Generated by GPT-5-mini| AMBER | |
|---|---|
| Name | AMBER |
| Developer | David Case, Ross C. Walker group, University of California, San Francisco, University of Pittsburgh |
| Released | 1980s |
| Latest release | AMBER 2024 (example) |
| Programming language | Fortran, C, CUDA |
| Operating system | Linux, macOS, Microsoft Windows |
| Genre | Molecular dynamics, computational chemistry |
| License | Academic and commercial licensing |
AMBER
AMBER is a suite of software packages and associated force field parameter sets for classical molecular dynamics and biomolecular simulation. Originally developed by researchers including Peter Kollman, Adrian R. Leach, and collaborators at institutions such as University of California, San Francisco and University of Pittsburgh, the project integrates tools for energy evaluation, trajectory generation, and analysis used across studies of proteins, nucleic acids, lipid membranes, and small molecule solvation. Widely cited alongside packages like GROMACS, NAMD, and CHARMM, the suite has influenced computational work in structural biology, drug discovery, and biophysics.
Development began in the 1980s under the leadership of groups around Peter Kollman with subsequent contributions from teams at University of California, San Francisco, Rutgers University, and University of Pittsburgh.
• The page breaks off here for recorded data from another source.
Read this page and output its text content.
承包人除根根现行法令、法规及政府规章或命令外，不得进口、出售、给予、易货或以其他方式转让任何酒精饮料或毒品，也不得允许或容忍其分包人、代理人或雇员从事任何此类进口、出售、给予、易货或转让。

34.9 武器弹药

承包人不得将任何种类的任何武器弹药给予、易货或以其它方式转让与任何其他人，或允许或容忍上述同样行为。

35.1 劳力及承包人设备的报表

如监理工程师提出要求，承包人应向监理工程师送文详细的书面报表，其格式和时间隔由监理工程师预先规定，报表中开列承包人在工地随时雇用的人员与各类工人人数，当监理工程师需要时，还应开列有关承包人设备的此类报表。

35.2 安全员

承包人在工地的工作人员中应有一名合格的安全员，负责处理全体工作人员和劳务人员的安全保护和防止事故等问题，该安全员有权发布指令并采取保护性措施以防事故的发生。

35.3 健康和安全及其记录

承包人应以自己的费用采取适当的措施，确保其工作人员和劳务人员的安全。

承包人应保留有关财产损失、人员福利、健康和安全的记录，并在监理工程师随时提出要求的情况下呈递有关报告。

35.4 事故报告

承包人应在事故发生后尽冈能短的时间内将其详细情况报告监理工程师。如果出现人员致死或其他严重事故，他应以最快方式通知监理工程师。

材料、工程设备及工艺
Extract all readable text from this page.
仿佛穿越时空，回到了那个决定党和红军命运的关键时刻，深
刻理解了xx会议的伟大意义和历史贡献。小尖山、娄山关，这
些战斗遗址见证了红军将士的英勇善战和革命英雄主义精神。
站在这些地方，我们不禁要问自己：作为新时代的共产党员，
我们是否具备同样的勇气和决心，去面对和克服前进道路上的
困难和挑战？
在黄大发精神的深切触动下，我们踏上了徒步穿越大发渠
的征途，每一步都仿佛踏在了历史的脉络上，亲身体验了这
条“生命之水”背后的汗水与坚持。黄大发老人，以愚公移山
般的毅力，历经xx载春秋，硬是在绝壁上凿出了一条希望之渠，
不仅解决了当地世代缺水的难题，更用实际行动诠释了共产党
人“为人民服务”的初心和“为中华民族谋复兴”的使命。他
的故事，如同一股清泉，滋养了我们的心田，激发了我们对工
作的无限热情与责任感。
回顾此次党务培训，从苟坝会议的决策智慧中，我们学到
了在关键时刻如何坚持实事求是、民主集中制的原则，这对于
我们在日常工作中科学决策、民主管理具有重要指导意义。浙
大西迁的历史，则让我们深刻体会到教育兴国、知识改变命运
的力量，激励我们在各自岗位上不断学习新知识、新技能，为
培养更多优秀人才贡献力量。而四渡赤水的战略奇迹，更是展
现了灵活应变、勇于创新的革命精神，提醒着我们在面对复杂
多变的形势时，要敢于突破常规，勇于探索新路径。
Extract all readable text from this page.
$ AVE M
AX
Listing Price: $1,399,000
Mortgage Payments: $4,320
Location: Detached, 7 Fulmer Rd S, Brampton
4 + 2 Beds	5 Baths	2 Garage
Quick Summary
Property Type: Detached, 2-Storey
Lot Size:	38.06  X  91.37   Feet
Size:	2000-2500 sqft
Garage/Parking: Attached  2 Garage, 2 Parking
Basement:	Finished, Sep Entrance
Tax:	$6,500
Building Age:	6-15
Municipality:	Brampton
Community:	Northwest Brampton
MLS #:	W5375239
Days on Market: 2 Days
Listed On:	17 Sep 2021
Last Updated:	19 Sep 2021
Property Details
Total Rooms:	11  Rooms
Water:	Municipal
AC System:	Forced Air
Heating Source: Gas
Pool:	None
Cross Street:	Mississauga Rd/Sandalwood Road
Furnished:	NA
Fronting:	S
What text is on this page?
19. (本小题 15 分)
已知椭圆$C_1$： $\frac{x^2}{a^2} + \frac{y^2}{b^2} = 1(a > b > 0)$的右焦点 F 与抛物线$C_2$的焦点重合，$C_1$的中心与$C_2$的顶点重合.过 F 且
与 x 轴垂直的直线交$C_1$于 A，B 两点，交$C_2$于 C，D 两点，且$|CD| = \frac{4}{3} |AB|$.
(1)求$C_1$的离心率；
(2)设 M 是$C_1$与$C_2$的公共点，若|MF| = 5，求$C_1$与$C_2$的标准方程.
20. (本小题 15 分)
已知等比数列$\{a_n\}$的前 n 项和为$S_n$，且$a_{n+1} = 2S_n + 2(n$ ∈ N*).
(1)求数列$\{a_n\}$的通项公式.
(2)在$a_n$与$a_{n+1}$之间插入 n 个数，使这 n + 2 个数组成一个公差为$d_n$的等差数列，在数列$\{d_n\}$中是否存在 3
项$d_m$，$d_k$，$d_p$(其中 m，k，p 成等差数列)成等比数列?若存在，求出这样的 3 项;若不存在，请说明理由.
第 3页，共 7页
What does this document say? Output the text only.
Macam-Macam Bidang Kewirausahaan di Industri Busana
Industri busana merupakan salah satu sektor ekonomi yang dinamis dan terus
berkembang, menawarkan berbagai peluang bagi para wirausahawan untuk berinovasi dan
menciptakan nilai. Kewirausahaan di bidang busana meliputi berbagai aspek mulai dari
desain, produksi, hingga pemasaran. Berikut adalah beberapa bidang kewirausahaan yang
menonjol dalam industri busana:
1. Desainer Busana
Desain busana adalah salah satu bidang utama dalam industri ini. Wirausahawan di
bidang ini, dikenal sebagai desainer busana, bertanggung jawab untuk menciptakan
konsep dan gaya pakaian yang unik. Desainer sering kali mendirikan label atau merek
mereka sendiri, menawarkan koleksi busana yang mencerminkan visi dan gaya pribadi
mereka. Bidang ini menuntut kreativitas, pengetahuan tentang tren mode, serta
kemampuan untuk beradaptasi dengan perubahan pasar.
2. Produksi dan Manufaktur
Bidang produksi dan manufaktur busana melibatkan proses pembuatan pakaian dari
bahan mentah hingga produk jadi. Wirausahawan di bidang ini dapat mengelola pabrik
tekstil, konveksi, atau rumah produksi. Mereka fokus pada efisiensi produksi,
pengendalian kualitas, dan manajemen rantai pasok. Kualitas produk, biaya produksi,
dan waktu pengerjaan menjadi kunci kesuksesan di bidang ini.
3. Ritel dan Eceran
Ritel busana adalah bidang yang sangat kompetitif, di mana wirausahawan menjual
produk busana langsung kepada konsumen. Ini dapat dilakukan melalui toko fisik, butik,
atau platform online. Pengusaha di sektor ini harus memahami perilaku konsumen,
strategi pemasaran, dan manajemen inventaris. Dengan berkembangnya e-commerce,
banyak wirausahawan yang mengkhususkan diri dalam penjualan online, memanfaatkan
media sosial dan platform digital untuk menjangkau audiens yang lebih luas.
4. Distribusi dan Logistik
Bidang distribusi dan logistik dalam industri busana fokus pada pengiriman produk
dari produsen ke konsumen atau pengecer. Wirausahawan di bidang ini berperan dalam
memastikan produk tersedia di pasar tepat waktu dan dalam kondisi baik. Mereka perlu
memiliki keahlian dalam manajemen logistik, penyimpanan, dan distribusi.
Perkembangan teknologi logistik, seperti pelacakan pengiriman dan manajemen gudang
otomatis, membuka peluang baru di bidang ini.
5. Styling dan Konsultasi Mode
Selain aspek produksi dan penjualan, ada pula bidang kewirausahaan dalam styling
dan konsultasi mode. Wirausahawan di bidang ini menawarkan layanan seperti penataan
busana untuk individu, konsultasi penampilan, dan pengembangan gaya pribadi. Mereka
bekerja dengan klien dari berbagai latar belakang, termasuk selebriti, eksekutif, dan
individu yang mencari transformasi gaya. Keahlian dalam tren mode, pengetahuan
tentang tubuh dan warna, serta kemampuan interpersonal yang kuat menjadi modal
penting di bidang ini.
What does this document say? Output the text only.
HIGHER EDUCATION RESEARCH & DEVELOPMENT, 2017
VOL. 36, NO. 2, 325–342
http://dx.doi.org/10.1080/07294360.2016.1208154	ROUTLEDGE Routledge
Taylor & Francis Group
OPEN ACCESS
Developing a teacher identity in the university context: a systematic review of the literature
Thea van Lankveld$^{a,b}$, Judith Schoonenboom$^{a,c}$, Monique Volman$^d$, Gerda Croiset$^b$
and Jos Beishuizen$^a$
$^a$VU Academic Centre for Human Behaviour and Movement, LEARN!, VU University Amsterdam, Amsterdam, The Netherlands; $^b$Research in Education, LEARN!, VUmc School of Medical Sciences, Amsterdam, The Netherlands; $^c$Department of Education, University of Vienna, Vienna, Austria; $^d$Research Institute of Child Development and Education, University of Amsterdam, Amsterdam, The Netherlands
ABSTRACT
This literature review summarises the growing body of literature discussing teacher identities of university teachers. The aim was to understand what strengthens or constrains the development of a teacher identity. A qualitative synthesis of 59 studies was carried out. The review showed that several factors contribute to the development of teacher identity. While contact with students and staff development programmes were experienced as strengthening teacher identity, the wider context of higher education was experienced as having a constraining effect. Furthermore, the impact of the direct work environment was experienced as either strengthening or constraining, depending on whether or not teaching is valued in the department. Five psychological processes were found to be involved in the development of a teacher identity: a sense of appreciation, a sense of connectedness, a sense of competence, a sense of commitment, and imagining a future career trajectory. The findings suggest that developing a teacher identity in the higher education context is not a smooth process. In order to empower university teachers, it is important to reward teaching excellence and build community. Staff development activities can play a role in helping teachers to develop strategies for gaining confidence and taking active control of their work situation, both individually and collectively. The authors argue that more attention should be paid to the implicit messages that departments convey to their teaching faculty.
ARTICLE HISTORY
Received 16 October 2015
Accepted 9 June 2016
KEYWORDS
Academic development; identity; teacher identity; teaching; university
Design emphasized modular codebases including a molecular mechanics engine, parameter database, and analysis utilities, enabling interoperability with external tools such as VMD, PyMOL, and ChimeraX. Implementation spans languages such as Fortran and C with GPU acceleration via NVIDIA CUDA to support high-throughput production runs on clusters like those at XSEDE and national labs including Argonne National Laboratory. The project governance includes community workshops and collaborative updates coordinated through mailing lists and conferences like Gordon Research Conference and Biophysical Society meetings.
The suite is closely associated with a family of additive and polarizable force fields developed by teams led by Peter Kollman and David A. Case. Notable parameter sets include ff14SB, ff99SB, and the polarizable AMOEBA-style models derived from work by Jay Ponder. These parameter sets provide bonded terms and nonbonded Lennard-Jones and electrostatic parameters for canonical biomolecules and are often compared with alternatives such as OPLS-AA, CHARMM36, and GROMOS. AMBER workflows incorporate RESP and RESP2 charge derivation protocols rooted in quantum chemical calculations performed with codes like Gaussian and ORCA to produce partial charges for small molecules and ligands used in studies alongside docking tools such as AutoDock and Glide.
Researchers employ the suite for molecular dynamics of enzyme catalysis, ligand binding studies in pharmaceutical projects at companies like Pfizer and Novartis, conformational sampling of RNA motifs linked to work on riboswitches, and membrane protein simulations in contexts involving GPCR signaling and ion channel function. AMBER pipelines power calculations of binding free energies using methods related to thermodynamic integration and free energy perturbation used in academic labs at Harvard University, Stanford University, and University of Cambridge as well as in industrial settings. The toolset also supports enhanced-sampling methods such as accelerated MD, replica-exchange MD used in studies by groups at Max Planck Institute and Scripps Research, and QM/MM hybrid calculations coupled with quantum packages like Q-Chem to probe reaction mechanisms in cytochrome P450 enzymes.
Performance improvements have tracked hardware trends, with GPU-accelerated kernels enabling simulations at microsecond to millisecond timescales comparable to efforts reported for Anton and high-performance runs on Summit. Validation of force fields and algorithms is routinely reported through benchmark studies comparing structural ensembles, root-mean-square deviation (RMSD), and thermodynamic observables against experimental data from sources like Protein Data Bank, Nuclear Magnetic Resonance experiments, and calorimetry studies. Comparative assessments with packages such as GROMACS, NAMD, and Desmond examine energy conservation, integrator stability, and parallel scaling on architectures produced by vendors such as Intel and AMD.
Distribution follows an academic licensing model for noncommercial use and separate commercial licenses used by biotech and pharmaceutical companies including Merck and AstraZeneca. Source code and binaries are provided to licensed users, while community support occurs through user forums, mailing lists, and workshops hosted by institutions like University of California, San Francisco and societies including ACS divisions. Training materials, tutorials, and parameter libraries are disseminated at conferences such as Gordon Research Conference and through collaborations with software projects like MDAnalysis and ParmEd.